The “Uyghur Tribunal” has no state backing and any judgement would not be binding on any government, but it has drawn a furious response from Beijing, which branded the hearings a “machine producing lies”.
The first hearings take place over four days, from Friday to Monday, and are expected to draw dozens of witnesses. A second session is expected in September.
The nine UK-based jurors of the tribunal, including lawyers and human rights experts, intend to publish a report in December on whether China is guilty of genocide.
Organisers hope the process of publicly laying out evidence of an alleged state-orchestrated campaign of repression against the Uighurs, a largely Muslim ethnic group, in China’s northwest Xinjiang province will compel international action against the country’s authorities.
The tribunal is chaired by prominent human rights lawyer Geoffrey Nice, who led the prosecution of ex-Serbian President Slobodan Milosevic and has worked on several cases brought before the International Criminal Court (ICC).
It was set up at the request of the World Uyghur Congress, an international organisation of exiled Uighurs.
The tribunal’s organisers said Chinese authorities had ignored requests to participate in the hearings.
According to the United Nations, at least one million Uighurs have been detained in internment camps in Xinjiang, which borders eight countries including Afghanistan, Pakistan and India.
Critics of the camps, including the United Kingdom and the United States, say inmates at the network of facilities have been subjected to human rights violations including arbitrary detention, forced labour, torture, forced sterilisation and the separation of children from their jailed parents.

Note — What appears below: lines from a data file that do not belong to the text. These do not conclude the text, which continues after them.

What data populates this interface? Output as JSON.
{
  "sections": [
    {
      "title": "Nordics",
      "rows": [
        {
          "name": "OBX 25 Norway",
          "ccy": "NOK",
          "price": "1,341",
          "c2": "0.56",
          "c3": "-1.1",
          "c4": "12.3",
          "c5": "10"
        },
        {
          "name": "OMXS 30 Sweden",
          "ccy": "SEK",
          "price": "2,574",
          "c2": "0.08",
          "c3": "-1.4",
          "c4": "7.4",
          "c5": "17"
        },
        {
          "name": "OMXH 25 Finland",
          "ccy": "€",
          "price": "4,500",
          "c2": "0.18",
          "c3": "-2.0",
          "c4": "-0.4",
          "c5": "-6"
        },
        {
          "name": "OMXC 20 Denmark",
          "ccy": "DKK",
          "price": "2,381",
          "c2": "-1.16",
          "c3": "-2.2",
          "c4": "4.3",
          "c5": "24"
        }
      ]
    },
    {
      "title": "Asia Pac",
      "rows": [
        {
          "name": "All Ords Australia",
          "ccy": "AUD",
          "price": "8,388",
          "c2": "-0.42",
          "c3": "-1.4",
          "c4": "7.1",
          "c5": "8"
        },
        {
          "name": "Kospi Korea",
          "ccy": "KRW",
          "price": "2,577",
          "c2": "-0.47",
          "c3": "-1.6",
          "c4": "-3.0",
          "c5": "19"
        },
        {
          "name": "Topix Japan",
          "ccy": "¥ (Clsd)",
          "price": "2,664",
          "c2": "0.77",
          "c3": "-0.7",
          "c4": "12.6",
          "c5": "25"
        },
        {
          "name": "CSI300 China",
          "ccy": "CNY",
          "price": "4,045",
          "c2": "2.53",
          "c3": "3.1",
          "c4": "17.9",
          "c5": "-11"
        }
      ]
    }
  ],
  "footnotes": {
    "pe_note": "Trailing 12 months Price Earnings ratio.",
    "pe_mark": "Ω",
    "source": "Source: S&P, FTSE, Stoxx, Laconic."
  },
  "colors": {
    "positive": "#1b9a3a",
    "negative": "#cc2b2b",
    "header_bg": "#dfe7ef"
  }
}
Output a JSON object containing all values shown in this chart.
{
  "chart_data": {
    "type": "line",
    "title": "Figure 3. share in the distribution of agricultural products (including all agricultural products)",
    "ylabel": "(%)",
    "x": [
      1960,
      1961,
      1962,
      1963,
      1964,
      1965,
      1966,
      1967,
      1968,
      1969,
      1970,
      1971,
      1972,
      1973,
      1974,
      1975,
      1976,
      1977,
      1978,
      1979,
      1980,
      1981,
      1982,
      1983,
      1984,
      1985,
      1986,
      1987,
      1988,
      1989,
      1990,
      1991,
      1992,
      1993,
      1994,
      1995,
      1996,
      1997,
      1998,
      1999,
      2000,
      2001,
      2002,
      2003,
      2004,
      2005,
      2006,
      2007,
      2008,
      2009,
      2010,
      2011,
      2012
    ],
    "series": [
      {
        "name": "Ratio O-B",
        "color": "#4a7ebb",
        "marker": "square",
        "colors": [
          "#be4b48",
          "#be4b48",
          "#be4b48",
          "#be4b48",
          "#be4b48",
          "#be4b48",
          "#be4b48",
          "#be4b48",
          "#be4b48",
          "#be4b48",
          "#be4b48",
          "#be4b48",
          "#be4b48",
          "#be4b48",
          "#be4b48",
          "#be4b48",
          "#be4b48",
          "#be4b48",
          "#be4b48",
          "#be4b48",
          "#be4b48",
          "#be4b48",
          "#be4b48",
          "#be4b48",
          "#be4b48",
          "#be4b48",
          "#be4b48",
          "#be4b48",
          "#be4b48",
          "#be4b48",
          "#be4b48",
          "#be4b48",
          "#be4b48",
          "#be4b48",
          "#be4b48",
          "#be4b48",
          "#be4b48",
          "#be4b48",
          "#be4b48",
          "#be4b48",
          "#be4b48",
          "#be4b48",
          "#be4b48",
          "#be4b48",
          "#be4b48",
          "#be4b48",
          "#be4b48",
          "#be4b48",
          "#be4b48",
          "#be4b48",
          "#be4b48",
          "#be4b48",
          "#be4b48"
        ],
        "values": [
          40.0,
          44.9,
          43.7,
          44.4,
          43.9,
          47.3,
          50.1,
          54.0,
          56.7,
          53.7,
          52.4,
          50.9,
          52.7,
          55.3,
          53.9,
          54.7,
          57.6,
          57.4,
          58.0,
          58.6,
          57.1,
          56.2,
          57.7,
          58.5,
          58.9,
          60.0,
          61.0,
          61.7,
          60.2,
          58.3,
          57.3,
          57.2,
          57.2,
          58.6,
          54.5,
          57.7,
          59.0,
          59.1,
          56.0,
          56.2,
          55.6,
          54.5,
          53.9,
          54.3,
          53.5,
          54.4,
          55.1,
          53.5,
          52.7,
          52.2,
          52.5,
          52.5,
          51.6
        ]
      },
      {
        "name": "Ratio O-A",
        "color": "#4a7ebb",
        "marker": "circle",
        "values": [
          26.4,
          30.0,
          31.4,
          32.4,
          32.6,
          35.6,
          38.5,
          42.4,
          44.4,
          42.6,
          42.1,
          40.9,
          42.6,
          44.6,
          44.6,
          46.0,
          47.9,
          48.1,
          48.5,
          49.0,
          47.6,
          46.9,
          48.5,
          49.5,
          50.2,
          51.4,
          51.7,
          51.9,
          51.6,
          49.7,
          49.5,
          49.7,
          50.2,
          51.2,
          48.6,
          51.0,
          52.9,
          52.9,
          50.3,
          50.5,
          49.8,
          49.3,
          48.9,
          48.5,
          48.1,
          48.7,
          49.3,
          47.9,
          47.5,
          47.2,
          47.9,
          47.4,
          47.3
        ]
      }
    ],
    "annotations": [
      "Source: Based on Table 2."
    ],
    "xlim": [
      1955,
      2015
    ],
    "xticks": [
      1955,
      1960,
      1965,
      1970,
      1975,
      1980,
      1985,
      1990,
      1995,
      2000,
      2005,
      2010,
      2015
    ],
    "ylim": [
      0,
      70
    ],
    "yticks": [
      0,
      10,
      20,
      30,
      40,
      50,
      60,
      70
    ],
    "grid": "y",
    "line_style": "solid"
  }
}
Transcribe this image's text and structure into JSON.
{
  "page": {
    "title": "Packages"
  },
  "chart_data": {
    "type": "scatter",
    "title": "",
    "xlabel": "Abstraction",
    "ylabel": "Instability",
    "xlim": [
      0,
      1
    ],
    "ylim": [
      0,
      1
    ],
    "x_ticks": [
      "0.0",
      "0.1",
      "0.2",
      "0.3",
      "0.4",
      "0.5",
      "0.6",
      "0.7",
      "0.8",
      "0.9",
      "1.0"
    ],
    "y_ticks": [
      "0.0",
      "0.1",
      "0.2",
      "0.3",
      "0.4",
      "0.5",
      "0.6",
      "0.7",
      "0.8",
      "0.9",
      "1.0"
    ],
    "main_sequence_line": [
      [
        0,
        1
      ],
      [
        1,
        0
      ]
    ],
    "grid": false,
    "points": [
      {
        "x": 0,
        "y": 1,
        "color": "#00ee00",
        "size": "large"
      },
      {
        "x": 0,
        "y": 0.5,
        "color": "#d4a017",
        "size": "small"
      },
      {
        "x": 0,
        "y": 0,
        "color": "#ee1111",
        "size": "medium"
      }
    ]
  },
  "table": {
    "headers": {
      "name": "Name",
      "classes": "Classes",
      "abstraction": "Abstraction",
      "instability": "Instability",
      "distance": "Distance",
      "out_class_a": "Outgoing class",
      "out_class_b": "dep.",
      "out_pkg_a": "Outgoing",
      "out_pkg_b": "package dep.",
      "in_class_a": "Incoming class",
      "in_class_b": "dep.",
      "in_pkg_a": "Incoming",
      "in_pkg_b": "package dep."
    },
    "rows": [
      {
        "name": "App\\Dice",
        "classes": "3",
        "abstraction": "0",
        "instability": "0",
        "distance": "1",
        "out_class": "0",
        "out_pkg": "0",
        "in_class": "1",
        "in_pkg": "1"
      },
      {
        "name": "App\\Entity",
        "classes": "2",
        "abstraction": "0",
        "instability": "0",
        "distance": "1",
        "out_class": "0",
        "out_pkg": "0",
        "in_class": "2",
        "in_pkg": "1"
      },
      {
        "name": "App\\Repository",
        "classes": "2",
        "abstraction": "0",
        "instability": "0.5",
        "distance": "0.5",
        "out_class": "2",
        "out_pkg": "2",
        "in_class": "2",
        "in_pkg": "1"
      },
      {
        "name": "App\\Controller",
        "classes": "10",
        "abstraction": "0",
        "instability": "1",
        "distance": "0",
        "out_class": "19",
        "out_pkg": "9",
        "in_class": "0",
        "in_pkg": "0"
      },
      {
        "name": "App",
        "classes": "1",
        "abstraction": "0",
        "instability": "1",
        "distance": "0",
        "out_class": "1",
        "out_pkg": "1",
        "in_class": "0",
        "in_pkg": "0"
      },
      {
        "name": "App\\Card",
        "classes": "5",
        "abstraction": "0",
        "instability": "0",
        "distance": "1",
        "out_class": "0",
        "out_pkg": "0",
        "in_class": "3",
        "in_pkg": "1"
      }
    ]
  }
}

Ahead of giving testimony to the tribunal via video link, three Uighurs who fled from China to Turkey, described their treatment by Chinese authorities.
One of them, named Rozi, said she was forced into an abortion when six and a half months pregnant. Her youngest son has been detained since 2015, when he was just 13, and she hopes the tribunal’s work will help lead to his freedom.
“I want my son to be freed as soon as possible,” she said. “I want to see him be set free.”